In una sua famosa opera storica, Indro Montanelli si è soffermato sugli eroi della guerra fra i Romani e Porsenna, lachme etrusco di Chiusi. L'esaltazione di Orazio Coclite, Muzio Scevola e Clelia, secondo Montanelli, non sarebbe stato altro che un tentativo di nascondere che i futuri dominatori del Mediterraneo avevano perso la guerra. Gli sconfitti, sosteneva, creano gli eroi, mentre i vincitori non lo fanno, perché non ne hanno bisogno.

Ora, noto una pericolosa tendenza a creare il mito degli eroici ragazzi, una tendenza già comparsa dopo la partita di Liverpool. I prodi sarebbero stati sconfitti da un destino avverso, parlando del Liverpool, ma soprattutto da una direzione arbitrale oscena, parlando del confronto con l'Atletico.
Diciamolo, la direzione arbitrale di mercoledì, includendo nel mazzo anche il VAR, è stata oscena a tutti gli effetti, quanto meno nella parte finale. Per trovare un arbitraggio così inguardabile ai danni del Milan devo tornare indietro nel tempo fino al 1990, a quel match in cui Rosario Lobello ne combinò più di Carlo in Francia. Quell'anno i rossoneri trionfarono in Coppa Campioni, regolando il Benfica per 1-0 con gol di Rijkaard, ma l'arbitraggio di Lobello è rimasto il peggiore ai danni del Diavolo fino ai 20 minuti finali (più recupero) di Milan- Atletico.
L'ambiente rossonero, tuttavia, rischia di cascare, anzi ci sta già cascando, nella trappola dell'esaltazione da sconfitta, nella mistica dell'eroismo sfortunato e del valore pugnalato alle spalle. Ed è un rischio da evitare a tutti i costi.

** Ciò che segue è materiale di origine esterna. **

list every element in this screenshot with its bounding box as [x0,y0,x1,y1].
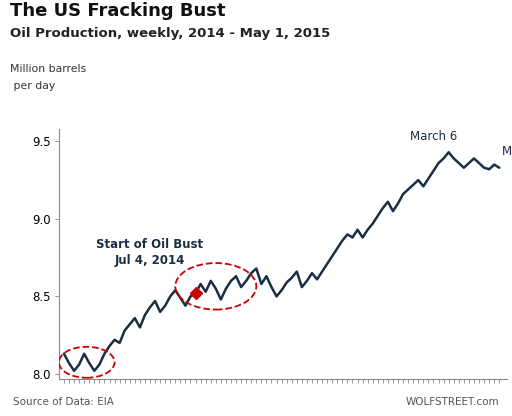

Una sconfitta è una sconfitta, stop! Non si può festeggiare o, comunque, trasformare in una vittoria morale. Le vittorie morali appartengono agli sconfitti, come gli eroi, di cui sono parenti strette. Eroi e vittorie morali sono il seme per andare incontro a nuove sconfitte, che col tempo potrebbero non essere neanche vittorie morali.
Simeone è stato irritante per 90', ma era il tecnico dell'Atletico e doveva portare a casa il risultato. Non era un benefattore venuto a San Siro per fare da comparsa in una serata di festa. Ha portato a casa il maltolto, considerandolo tale, visto che ha ammesso che, al posto di Pioli, avrebbe detto le stesse cose. Ma quel maltolto l'ha portato a casa ed è lui, purtroppo, il vincitore della serata, tanto materiale che morale.

Il Milan non deve ritenersi ancora eliminato, visto che ha 4 punti di svantaggio in classifica con 12 ancora in palio, ma è messo maluccio, proprio perché non sarà facile fare 12 punti contro il Porto, il Liverpool e in casa dell'Atletico. E alla fine, forse, conquisterà solo il 3° posto e gli spareggi per l'Europa League, da non sottovalutare, perché occorre fare punti nel ranking UEFA e schiodarsi dalla 4^ fascia dei sorteggi per la Champions. Lo dico per ricordarlo a tutte le anime candide che, convinte di vivere 15 anni indietro, sostengono, come faceva Galliani, che quella competizione non vale nulla. Galliani era AD di un Milan con un'altra posizione nel ranking UEFA.

No no no e poi no, non dobbiamo essere fieri di nulla, perché ci è toccata la proverbiale figura dei fessi, che non sono eroi, ma fessi. La rabbia, tuttavia, dovrà essere lasciata da parte a Bergamo. Contro l'Atalanta, il Milan dovrà essere motivato e razionale, non rabbioso, perché l'emozione ostacola il ragionamento. Il Diavolo dovrà cercare riscatto per la sconfitta di mercoledì, ricordando che nelle ultime 4 partite contro i bergamaschi ne ha pareggiata una, vinta un'altra, ma ha preso pure un paio di scoppole a forza di 8 gol a 0. Dovrà cercare la vittoria, sapendo che in casa degli orobici resterà buono anche un pareggio, anche viste le difficoltà dell'Inter di sabato contro gli stessi avversari.

In ogni caso, e ciò che più conta, il Milan dovrà smettersi di considerarsi meraviglioso per aver perso una partita, seppure al 70% per colpa di una direzione di gara inguardabile. Stefano Pioli e i giocatori devono ripartire dal fischio finale di La Spezia e da quella vittoria bella e meritata, grazie a una conduzione tecnica e a una prestazione in campo del tutto all'altezza.
Ricordate che gli sconfitti hanno bisogno di eroi, mentre i vincitori no e il passo da sconfitti a perdenti non è così lungo.